I've tested your scenario with Chef version 12.19.36 and really it happens that if both ignore_failure
and retries
are specified only ignore_failure is applied while retries is ignored.
Also here Chef documentation isn't clear about this specific scenario and so it is not possible to solve your issue doing that.
Anyway you can solve manually implementing the retries and retry_delay logic as follow:
ruby_block 'wait for service' do
block do
require 'socket'
require 'timeout'
retry_delay = 5
retries = 10
1.upto(retries) do |n|
err_msg = ""
begin
Timeout::timeout(retry_delay) do
begin
s = TCPSocket.new('8.8.8.8', 52)
s.close
puts("Service is listening on")
break
rescue Errno::ECONNREFUSED
err_msg = "Port is open but no service is listening on"
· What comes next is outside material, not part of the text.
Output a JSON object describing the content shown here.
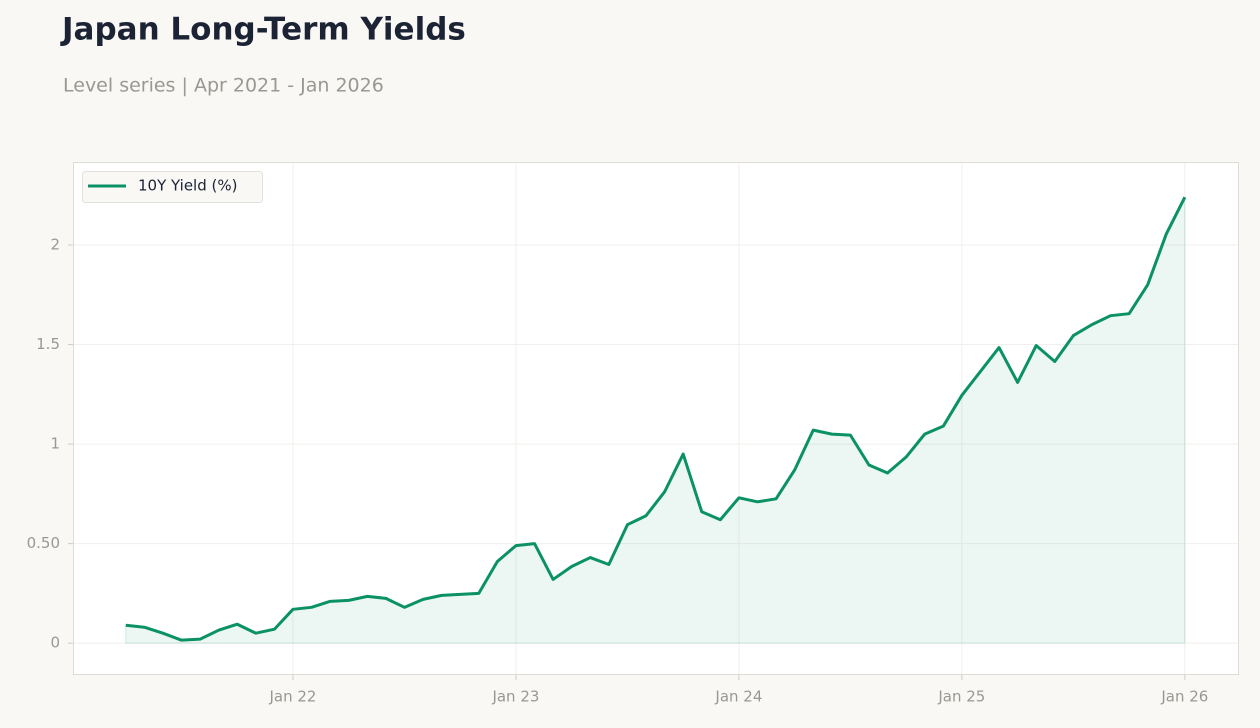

rescue Errno::EHOSTUNREACH
err_msg = "Unable to connect to the service"
end
end
rescue Timeout::Error
err_msg = "Timeout reached"
end
if n == retries
raise "Unabled to reach server in #{retries} attempts"
else
puts "Failed to reach server on attempt [#{n}/#{retries}]. Cause is: [#{err_msg}]. Waiting #{retry_delay} seconds and retry."
sleep(retry_delay)
end
end
end
ignore_failure true
action :run
end
You can also improve the code creating a common function execute_with_retry with a lambda function as input in order to simply reuse this logic on your recipes when needed.